On Tue, Oct 31, 2017 at 3:15 PM, William Sheffler email@example.com wrote:
Thank you all kindly for your responses! Based on your encouragement, I will pursue an ndarray subclass / __array_ufunc__ implementation. I had been toying with np.set_numeric_ops, which is less than ideal (for example, np.ndarray.around segfaults if I use set_numeric_ops in any way).
A second question: very broadly speaking, how much 'pain' can I expect trying to use an np.ndarray subclass in the broader python scientific computing ecosystem, and is there general consensus that projects 'should' support ndarray subclasses?
That depends on what the ndarray subclass does, which methods it overrides, and what the function uses. My guess is that most general code uses np.asarray and then assume it behaves like an ndarray, the actual behavior will be what non ufuncs are doing with it, e.g. what does np.linalg.pinv(my_array) @ np.ones(len(my_array)) return.
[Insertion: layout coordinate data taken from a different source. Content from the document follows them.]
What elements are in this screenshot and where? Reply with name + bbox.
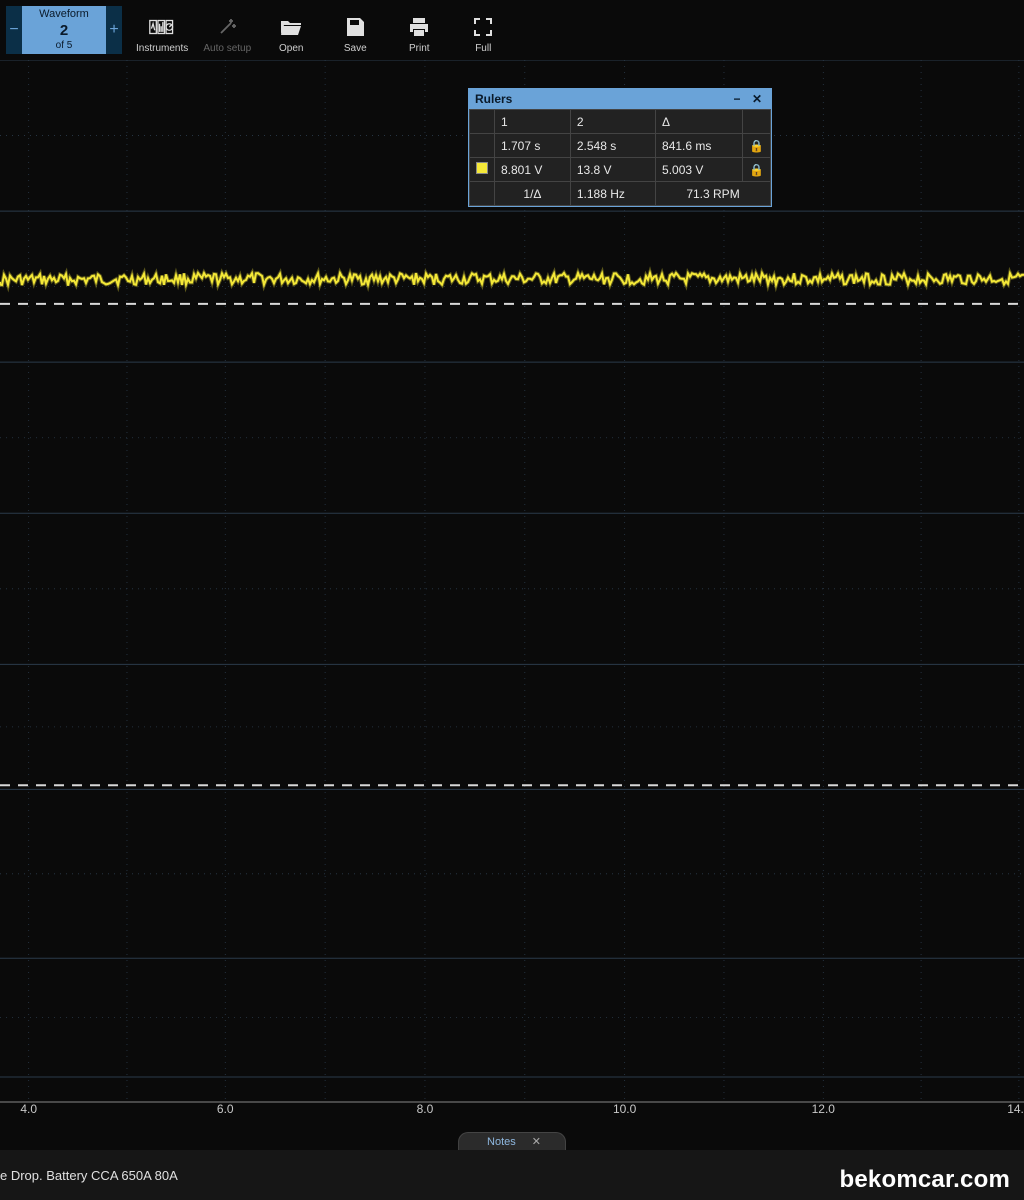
rulers-title: Rulers xyxy=(475,92,512,106)
volt-ruler-2: 13.8 V xyxy=(570,158,655,182)
waveform-total: of 5 xyxy=(56,40,73,52)
rulers-col3-header: Δ xyxy=(656,110,743,134)
folder-open-icon xyxy=(277,15,305,39)
open-label: Open xyxy=(279,43,303,54)
notes-tab[interactable]: Notes ✕ xyxy=(458,1132,566,1150)
instruments-button[interactable]: Instruments xyxy=(136,6,188,54)
rulers-header[interactable]: Rulers − ✕ xyxy=(469,89,771,109)
x-tick-label: 6.0 xyxy=(217,1102,234,1116)
waveform-next-button[interactable]: + xyxy=(106,6,122,54)
wand-icon xyxy=(213,15,241,39)
print-button[interactable]: Print xyxy=(394,6,444,54)
x-tick-label: 10.0 xyxy=(613,1102,636,1116)
print-icon xyxy=(405,15,433,39)
toolbar: − Waveform 2 of 5 + Instruments Auto set… xyxy=(0,0,1024,60)
lock-icon[interactable]: 🔒 xyxy=(743,158,771,182)
print-label: Print xyxy=(409,43,430,54)
volt-ruler-1: 8.801 V xyxy=(495,158,571,182)
lock-icon[interactable]: 🔒 xyxy=(743,134,771,158)
x-tick-label: 8.0 xyxy=(417,1102,434,1116)
instruments-label: Instruments xyxy=(136,43,188,54)
notes-close-icon[interactable]: ✕ xyxy=(532,1135,541,1148)
open-button[interactable]: Open xyxy=(266,6,316,54)
auto-setup-button[interactable]: Auto setup xyxy=(202,6,252,54)
full-button[interactable]: Full xyxy=(458,6,508,54)
x-tick-label: 14.0 xyxy=(1007,1102,1024,1116)
x-tick-label: 12.0 xyxy=(812,1102,835,1116)
volt-ruler-delta: 5.003 V xyxy=(656,158,743,182)
waveform-title: Waveform xyxy=(39,8,89,21)
status-bar: Notes ✕ e Drop. Battery CCA 650A 80A bek… xyxy=(0,1150,1024,1200)
rulers-table: 1 2 Δ 1.707 s 2.548 s 841.6 ms 🔒 8.801 V… xyxy=(469,109,771,206)
x-axis-labels: 4.0 6.0 8.0 10.0 12.0 14.0 xyxy=(0,1102,1024,1122)
rulers-col1-header: 1 xyxy=(495,110,571,134)
full-label: Full xyxy=(475,43,491,54)
waveform-indicator[interactable]: Waveform 2 of 5 xyxy=(22,6,106,54)
rulers-col2-header: 2 xyxy=(570,110,655,134)
oscilloscope-graph[interactable]: 4.0 6.0 8.0 10.0 12.0 14.0 xyxy=(0,60,1024,1126)
freq-hz: 1.188 Hz xyxy=(570,182,655,206)
auto-setup-label: Auto setup xyxy=(203,43,251,54)
channel-color-icon xyxy=(476,162,488,174)
time-ruler-2: 2.548 s xyxy=(570,134,655,158)
watermark: bekomcar.com xyxy=(840,1166,1010,1194)
save-label: Save xyxy=(344,43,367,54)
notes-label: Notes xyxy=(487,1136,516,1148)
freq-label: 1/Δ xyxy=(495,182,571,206)
save-button[interactable]: Save xyxy=(330,6,380,54)
fullscreen-icon xyxy=(469,15,497,39)
grid-svg xyxy=(0,60,1024,1126)
x-tick-label: 4.0 xyxy=(20,1102,37,1116)
waveform-nav: − Waveform 2 of 5 + xyxy=(6,6,122,54)
save-icon xyxy=(341,15,369,39)
status-text: e Drop. Battery CCA 650A 80A xyxy=(0,1168,178,1183)
freq-rpm: 71.3 RPM xyxy=(656,182,771,206)
rulers-panel[interactable]: Rulers − ✕ 1 2 Δ 1.707 s 2.548 s 841.6 m… xyxy=(468,88,772,207)
time-ruler-1: 1.707 s xyxy=(495,134,571,158)
instruments-icon xyxy=(148,15,176,39)
minimize-icon[interactable]: − xyxy=(729,92,745,106)
waveform-number: 2 xyxy=(60,22,68,40)
waveform-prev-button[interactable]: − xyxy=(6,6,22,54)
close-icon[interactable]: ✕ xyxy=(749,92,765,106)
time-ruler-delta: 841.6 ms xyxy=(656,134,743,158)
We spent a *long time* sorting out the messy details of __array_ufunc__
, especially for handling interactions between different types, e.g., between numpy arrays, non-numpy array-like objects, builtin Python objects, objects that override arithmetic to act in non-numpy-like ways, and of course subclasses of all the above.
We hope that we have it right this time, but as we wrote in the NumPy
1.13 release notes "The API is provisional, we do not yet guarantee backward compatibility as modifications may be made pending feedback." That said, let's give it a try!
If any changes are necessary, I expect it would likely relate to how we
handle interactions between different types. That's where we spent the majority of the design effort, but debate is a poor substitute for experience. I would be very surprised if the basic cases (one argument or two arguments of the same type) need any changes.